What will be its tension if its endpoints are at the points (5 cm, 9 cm) and (10 cm, 17 cm) as measured on an x-y coordinate system?

We are given a way to find the tension of the rubber band from its length.

The length runs from one of the given points to the other. So wefind the distance between the two given points:

• A right triangle can be constructed from the first point to the second, with a horizontal leg equal to the 'run' between the points and a vertical leg equal to the 'rise'.
• The legs of the triangle are therefore 10 cm - 5 cm = 5 cm, and 17 cm - 9 cm = 8 cm.
• The hypotenuse of this triangle is the distance between the points, which is therefore the length of the rubber band.
• The hypotenuse is easily found from the legs using the Pythagorean Theorem.
• The length of the rubber band is therefore sqrt( (5 cm)^2 + (8 cm)^2 ) = sqrt( 89 cm^2) ) = 9.4 cm, approx.

Having found the length we use the given information to find the tension:

• Tension increases by .7 N for every cm beyond the 7.5 cm length.
• The rubber band is about 9.4 cm long, which is 9.4 cm - 7.5 cm = 1.9 cm beyond the 7.5 cm length.
• The tension is therefore .7 N * 1.9 cm = 1.3 N, approx.

What is the vector from the first point to the second?

What is the magnitude of this vector?

A vector has magnitude and direction. The vector from (5 cm, 9 cm) to (10 cm, 17 cm) is <5 cm, 8 cm>, indicating a vector with components 5 cm in the x direction and 8 cm in the y direction.

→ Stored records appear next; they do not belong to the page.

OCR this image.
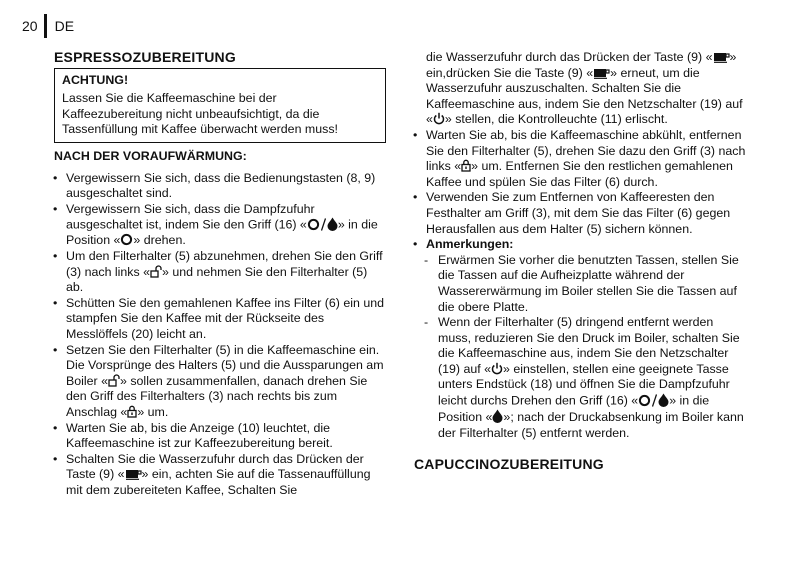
20	DE
ESPRESSOZUBEREITUNG
ACHTUNG!
Lassen Sie die Kaffeemaschine bei der Kaffeezubereitung nicht unbeaufsichtigt, da die Tassenfüllung mit Kaffee überwacht werden muss!
NACH DER VORAUFWÄRMUNG:
• Vergewissern Sie sich, dass die Bedienungstasten (8, 9) ausgeschaltet sind.
• Vergewissern Sie sich, dass die Dampfzufuhr ausgeschaltet ist, indem Sie den Griff (16) «	» in die Position « » drehen.
• Um den Filterhalter (5) abzunehmen, drehen Sie den Griff (3) nach links « » und nehmen Sie den Filterhalter (5) ab.
• Schütten Sie den gemahlenen Kaffee ins Filter (6) ein und stampfen Sie den Kaffee mit der Rückseite des Messlöffels (20) leicht an.
• Setzen Sie den Filterhalter (5) in die Kaffeemaschine ein. Die Vorsprünge des Halters (5) und die Aussparungen am Boiler « » sollen zusammenfallen, danach drehen Sie den Griff des Filterhalters (3) nach rechts bis zum Anschlag « » um.
• Warten Sie ab, bis die Anzeige (10) leuchtet, die Kaffeemaschine ist zur Kaffeezubereitung bereit.
• Schalten Sie die Wasserzufuhr durch das Drücken der Taste (9) « » ein, achten Sie auf die Tassenauffüllung mit dem zubereiteten Kaffee, Schalten Sie
die Wasserzufuhr durch das Drücken der Taste (9) « » ein,drücken Sie die Taste (9) « » erneut, um die Wasserzufuhr auszuschalten. Schalten Sie die Kaffeemaschine aus, indem Sie den Netzschalter (19) auf « » stellen, die Kontrolleuchte (11) erlischt.
• Warten Sie ab, bis die Kaffeemaschine abkühlt, entfernen Sie den Filterhalter (5), drehen Sie dazu den Griff (3) nach links « » um. Entfernen Sie den restlichen gemahlenen Kaffee und spülen Sie das Filter (6) durch.
• Verwenden Sie zum Entfernen von Kaffeeresten den Festhalter am Griff (3), mit dem Sie das Filter (6) gegen Herausfallen aus dem Halter (5) sichern können.
• Anmerkungen:
- Erwärmen Sie vorher die benutzten Tassen, stellen Sie die Tassen auf die Aufheizplatte während der Wassererwärmung im Boiler stellen Sie die Tassen auf die obere Platte.
- Wenn der Filterhalter (5) dringend entfernt werden muss, reduzieren Sie den Druck im Boiler, schalten Sie die Kaffeemaschine aus, indem Sie den Netzschalter (19) auf « » einstellen, stellen eine geeignete Tasse unters Endstück (18) und öffnen Sie die Dampfzufuhr leicht durchs Drehen den Griff (16) «	» in die Position « »; nach der Druckabsenkung im Boiler kann der Filterhalter (5) entfernt werden.
CAPUCCINOZUBEREITUNG
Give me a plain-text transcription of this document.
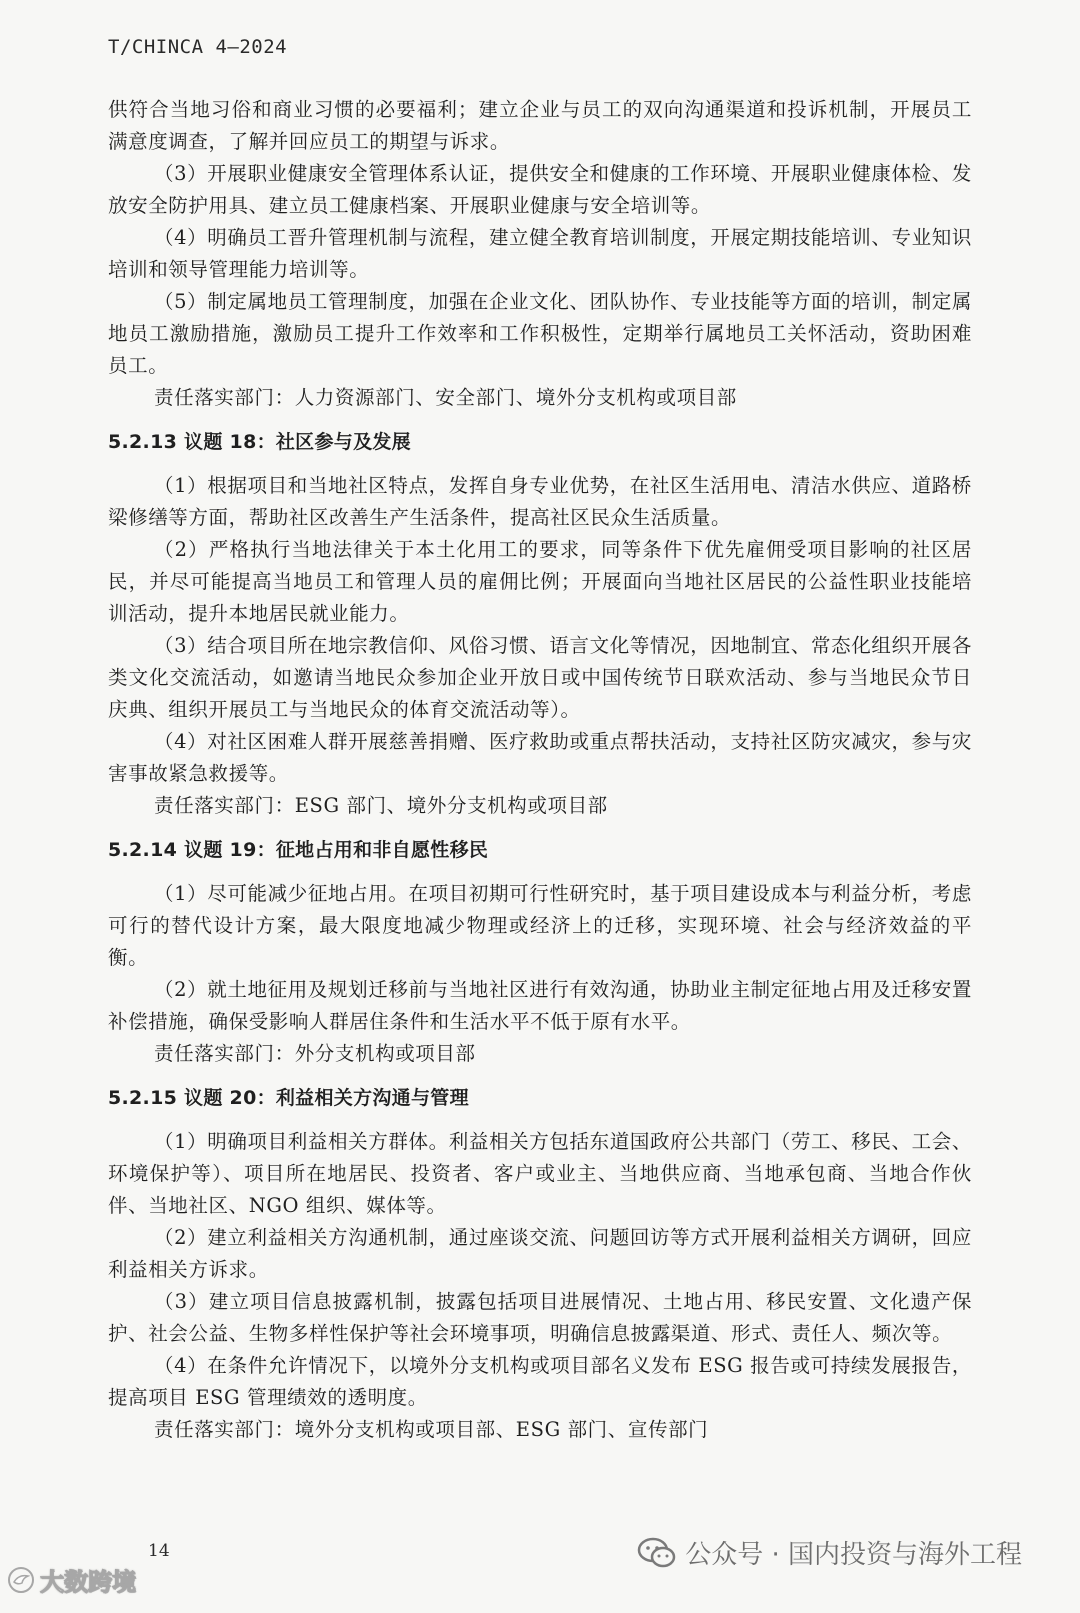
T/CHINCA 4—2024

供符合当地习俗和商业习惯的必要福利；建立企业与员工的双向沟通渠道和投诉机制，开展员工满意度调查，了解并回应员工的期望与诉求。

（3）开展职业健康安全管理体系认证，提供安全和健康的工作环境、开展职业健康体检、发放安全防护用具、建立员工健康档案、开展职业健康与安全培训等。

（4）明确员工晋升管理机制与流程，建立健全教育培训制度，开展定期技能培训、专业知识培训和领导管理能力培训等。

（5）制定属地员工管理制度，加强在企业文化、团队协作、专业技能等方面的培训，制定属地员工激励措施，激励员工提升工作效率和工作积极性，定期举行属地员工关怀活动，资助困难员工。

责任落实部门：人力资源部门、安全部门、境外分支机构或项目部

5.2.13 议题 18：社区参与及发展

（1）根据项目和当地社区特点，发挥自身专业优势，在社区生活用电、清洁水供应、道路桥梁修缮等方面，帮助社区改善生产生活条件，提高社区民众生活质量。

（2）严格执行当地法律关于本土化用工的要求，同等条件下优先雇佣受项目影响的社区居民，并尽可能提高当地员工和管理人员的雇佣比例；开展面向当地社区居民的公益性职业技能培训活动，提升本地居民就业能力。

（3）结合项目所在地宗教信仰、风俗习惯、语言文化等情况，因地制宜、常态化组织开展各类文化交流活动，如邀请当地民众参加企业开放日或中国传统节日联欢活动、参与当地民众节日庆典、组织开展员工与当地民众的体育交流活动等）。

（4）对社区困难人群开展慈善捐赠、医疗救助或重点帮扶活动，支持社区防灾减灾，参与灾害事故紧急救援等。

责任落实部门：ESG 部门、境外分支机构或项目部

5.2.14 议题 19：征地占用和非自愿性移民

（1）尽可能减少征地占用。在项目初期可行性研究时，基于项目建设成本与利益分析，考虑可行的替代设计方案，最大限度地减少物理或经济上的迁移，实现环境、社会与经济效益的平衡。

（2）就土地征用及规划迁移前与当地社区进行有效沟通，协助业主制定征地占用及迁移安置补偿措施，确保受影响人群居住条件和生活水平不低于原有水平。

责任落实部门：外分支机构或项目部

5.2.15 议题 20：利益相关方沟通与管理

（1）明确项目利益相关方群体。利益相关方包括东道国政府公共部门（劳工、移民、工会、环境保护等）、项目所在地居民、投资者、客户或业主、当地供应商、当地承包商、当地合作伙伴、当地社区、NGO 组织、媒体等。

（2）建立利益相关方沟通机制，通过座谈交流、问题回访等方式开展利益相关方调研，回应利益相关方诉求。

（3）建立项目信息披露机制，披露包括项目进展情况、土地占用、移民安置、文化遗产保护、社会公益、生物多样性保护等社会环境事项，明确信息披露渠道、形式、责任人、频次等。

（4）在条件允许情况下，以境外分支机构或项目部名义发布 ESG 报告或可持续发展报告，提高项目 ESG 管理绩效的透明度。

责任落实部门：境外分支机构或项目部、ESG 部门、宣传部门

14
大数跨境
公众号 · 国内投资与海外工程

The magnitude of this vector is sqrt( (5 cm)^2 + (8 cm)^2 ) = sqrt( 89 cm^2) = 9.4 cm, approx..

Its angle is arctan(8 cm / (5 cm) ) = arctan(1.6) = 58 degrees, approx..

What vector do you get when you divide this vector by its magnitude? (Specify the x and y components of the resulting vector).

If we divide the vector <5 cm, 8 cm> by its magnitude we get

<5 cm, 8 cm> / sqrt(89 cm^2) =

< 5 cm / sqrt(89 cm^2), 8 cm / sqrt(89 cm^2) > =

<.53, .83>, approximately.

That is, we get a vector with x component .53 and y component .83. Note that both these components are unitless, since dividing cm by sqrt(cm^2) yields cm/cm so that the units cancel out.

This vector is 1 unit in length (therefore called a unit vector), and directed at the same angle as the original vector.

What vector do you get when you multiply this new vector by the tension?

What are the x and y coordinates of the new vector?

The tension is about 1.3 N. Multiplying the vector <.53, .83> by 1.3 N we obtain the new vector

<.53, .83> * 1.3 N = <.7 N, 1.1 N>, approximately.

This represents a force vector with x and y components .7 N and 1.1 N, respectively. The magnitude of this vector is the original 1.3 N, and it is directed at angle arcTan (1.1 N / (.7 N) ) = 58 degrees, approximately.